US 12,140,913 B2
	Control device, unmanned system, control method, and program
Yasuo Fujishima, Tokyo (JP); and Natsuki Matsunami, Tokyo (JP)
Assigned to MITSUBISHI HEAVY INDUSTRIES, LTD., Tokyo (JP)
Appl. No. 16/652,506
Filed by MITSUBISHI HEAVY INDUSTRIES, LTD., Tokyo (JP)
PCT Filed Nov. 2, 2018, PCT No. PCT/JP2018/040865 § 371(c)(1), (2) Date Mar. 31, 2020, PCT Pub. No. WO2019/111608, PCT Pub. Date Jun. 13, 2019.
Claims priority of application No. 2017-236475 (JP), filed on Dec. 8, 2017.
Prior Publication US 2020/0285202 A1, Sep. 10, 2020
Int. Cl. G06N 3/08 (2023.01); G05B 13/02 (2006.01); G06N 3/045 (2023.01); G06N 3/042 (2023.01); G06N 20/00 (2019.01)

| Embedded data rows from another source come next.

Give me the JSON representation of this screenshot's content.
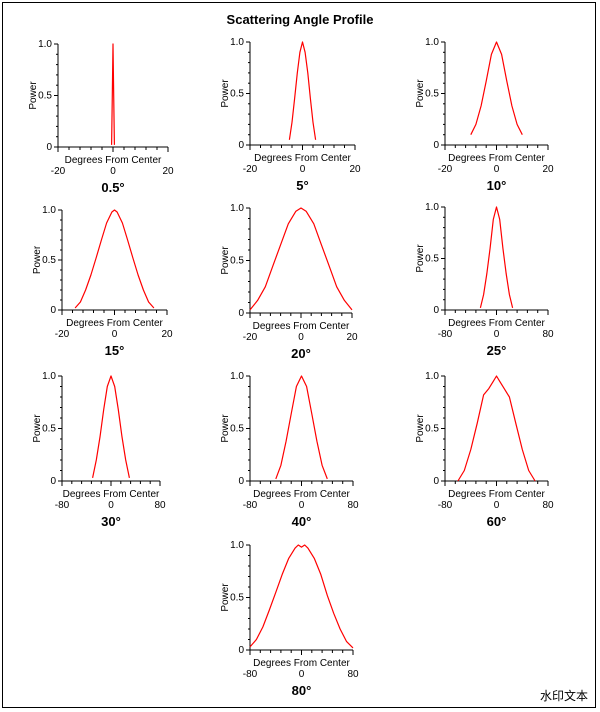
{
  "title": "Scattering Angle Profile",
  "watermark": "水印文本",
  "axis": {
    "xlabel": "Degrees From Center",
    "ylabel": "Power",
    "yticks": [
      "0",
      "0.5",
      "1.0"
    ]
  },
  "line_color": "#ff0000",
  "chart_data": [
    {
      "type": "line",
      "caption": "0.5°",
      "xlim": [
        -20,
        20
      ],
      "ylim": [
        0,
        1.0
      ],
      "xticks": [
        -20,
        0,
        20
      ],
      "x": [
        -0.5,
        -0.25,
        0,
        0.25,
        0.5
      ],
      "y": [
        0.02,
        0.5,
        1.0,
        0.5,
        0.02
      ]
    },
    {
      "type": "line",
      "caption": "5°",
      "xlim": [
        -20,
        20
      ],
      "ylim": [
        0,
        1.0
      ],
      "xticks": [
        -20,
        0,
        20
      ],
      "x": [
        -5,
        -4,
        -3,
        -2,
        -1,
        0,
        1,
        2,
        3,
        4,
        5
      ],
      "y": [
        0.05,
        0.22,
        0.45,
        0.7,
        0.9,
        1.0,
        0.9,
        0.7,
        0.45,
        0.22,
        0.05
      ]
    },
    {
      "type": "line",
      "caption": "10°",
      "xlim": [
        -20,
        20
      ],
      "ylim": [
        0,
        1.0
      ],
      "xticks": [
        -20,
        0,
        20
      ],
      "x": [
        -10,
        -8,
        -6,
        -4,
        -2,
        0,
        2,
        4,
        6,
        8,
        10
      ],
      "y": [
        0.1,
        0.2,
        0.38,
        0.62,
        0.88,
        1.0,
        0.88,
        0.62,
        0.38,
        0.2,
        0.1
      ]
    },
    {
      "type": "line",
      "caption": "15°",
      "xlim": [
        -20,
        20
      ],
      "ylim": [
        0,
        1.0
      ],
      "xticks": [
        -20,
        0,
        20
      ],
      "x": [
        -15,
        -13,
        -11,
        -9,
        -7,
        -5,
        -3,
        -1,
        0,
        1,
        3,
        5,
        7,
        9,
        11,
        13,
        15
      ],
      "y": [
        0.02,
        0.08,
        0.2,
        0.35,
        0.52,
        0.7,
        0.87,
        0.98,
        1.0,
        0.98,
        0.87,
        0.7,
        0.52,
        0.35,
        0.2,
        0.08,
        0.02
      ]
    },
    {
      "type": "line",
      "caption": "20°",
      "xlim": [
        -20,
        20
      ],
      "ylim": [
        0,
        1.0
      ],
      "xticks": [
        -20,
        0,
        20
      ],
      "x": [
        -20,
        -17,
        -14,
        -11,
        -8,
        -5,
        -2,
        0,
        2,
        5,
        8,
        11,
        14,
        17,
        20
      ],
      "y": [
        0.03,
        0.12,
        0.25,
        0.45,
        0.65,
        0.85,
        0.97,
        1.0,
        0.97,
        0.85,
        0.65,
        0.45,
        0.25,
        0.12,
        0.03
      ]
    },
    {
      "type": "line",
      "caption": "25°",
      "xlim": [
        -80,
        80
      ],
      "ylim": [
        0,
        1.0
      ],
      "xticks": [
        -80,
        0,
        80
      ],
      "x": [
        -25,
        -20,
        -15,
        -10,
        -5,
        0,
        5,
        10,
        15,
        20,
        25
      ],
      "y": [
        0.02,
        0.15,
        0.35,
        0.6,
        0.88,
        1.0,
        0.88,
        0.6,
        0.35,
        0.15,
        0.02
      ]
    },
    {
      "type": "line",
      "caption": "30°",
      "xlim": [
        -80,
        80
      ],
      "ylim": [
        0,
        1.0
      ],
      "xticks": [
        -80,
        0,
        80
      ],
      "x": [
        -30,
        -24,
        -18,
        -12,
        -6,
        0,
        6,
        12,
        18,
        24,
        30
      ],
      "y": [
        0.03,
        0.2,
        0.42,
        0.68,
        0.9,
        1.0,
        0.9,
        0.68,
        0.42,
        0.2,
        0.03
      ]
    },
    {
      "type": "line",
      "caption": "40°",
      "xlim": [
        -80,
        80
      ],
      "ylim": [
        0,
        1.0
      ],
      "xticks": [
        -80,
        0,
        80
      ],
      "x": [
        -40,
        -32,
        -24,
        -16,
        -8,
        0,
        8,
        16,
        24,
        32,
        40
      ],
      "y": [
        0.02,
        0.15,
        0.38,
        0.64,
        0.9,
        1.0,
        0.9,
        0.64,
        0.38,
        0.15,
        0.02
      ]
    },
    {
      "type": "line",
      "caption": "60°",
      "xlim": [
        -80,
        80
      ],
      "ylim": [
        0,
        1.0
      ],
      "xticks": [
        -80,
        0,
        80
      ],
      "x": [
        -60,
        -50,
        -40,
        -30,
        -20,
        -12,
        -5,
        0,
        5,
        12,
        20,
        30,
        40,
        50,
        60
      ],
      "y": [
        0.0,
        0.1,
        0.3,
        0.55,
        0.82,
        0.88,
        0.95,
        1.0,
        0.95,
        0.88,
        0.8,
        0.55,
        0.3,
        0.1,
        0.0
      ]
    },
    {
      "type": "line",
      "caption": "80°",
      "xlim": [
        -80,
        80
      ],
      "ylim": [
        0,
        1.0
      ],
      "xticks": [
        -80,
        0,
        80
      ],
      "x": [
        -80,
        -70,
        -60,
        -50,
        -40,
        -30,
        -20,
        -10,
        -5,
        0,
        5,
        10,
        20,
        30,
        40,
        50,
        60,
        70,
        80
      ],
      "y": [
        0.03,
        0.1,
        0.22,
        0.38,
        0.55,
        0.72,
        0.87,
        0.97,
        1.0,
        0.98,
        1.0,
        0.97,
        0.87,
        0.72,
        0.52,
        0.35,
        0.2,
        0.08,
        0.02
      ]
    }
  ]
}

CPC G05B 13/027 (2013.01) [G06N 3/045 (2023.01); G06N 3/08 (2013.01); G06N 3/042 (2023.01); G06N 20/00 (2019.01)]

8 Claims

1. A control device comprising:

a non-transitory tangible medium;

a processor configured to execute a program stored in the non-transitory tangible medium to cause the control device to:

acquire, from a sensor, environment information, wherein the environment information comprises a state information of an apparatus and a state of an operation environment of the apparatus, wherein the apparatus is a moving object which is unmanned, and wherein the sensor includes a detection sensor that detects an obstacle and a position sensor that measures a position of the apparatus;

select an action scheme of the apparatus based on a rule base using the state information or the state of the environment;

calculate a parameter for determining content of an action in the action scheme on the basis of any of the environment information inputted to an actor neural network of a learning model;

output a control signal to the apparatus based on the parameter, wherein the control signal causes the apparatus to execute the action;

evaluate, by a critic neural network of the learning model, the action based on a value of the parameter;

update the learning model on the basis of the evaluation, wherein the updating the learning model comprises learning the action of the apparatus executing using the parameter and the evaluation;

update the actor neural network and the critic neural network by a deep deterministic policy gradient (DDPG);

detect a presence of the obstacle based on information detected by the detection sensor;

select an action of avoiding the obstacle, as the action scheme, if the obstacle is detected, and to select an action of causing the apparatus to proceed straight along a route to a destination, as the action scheme, if the obstacle is not detected;

in response to selection of the action of avoiding the obstacle, calculate a parameter indicating an avoidance route of avoiding the obstacle on the basis of the position of the apparatus measured by the position sensor and a distance to the obstacle detected by the detection sensor, wherein the parameter indicating the avoidance route is calculated as a correction amount for an initial value which corresponds to the distance to the obstacle as indicated in an initial table; and

cause the apparatus to move along the avoidance route indicated by the parameter calculated if the action of avoiding the obstacle is selected, and to cause the apparatus to move along the route to the destination if the action of causing the apparatus to proceed straight is selected.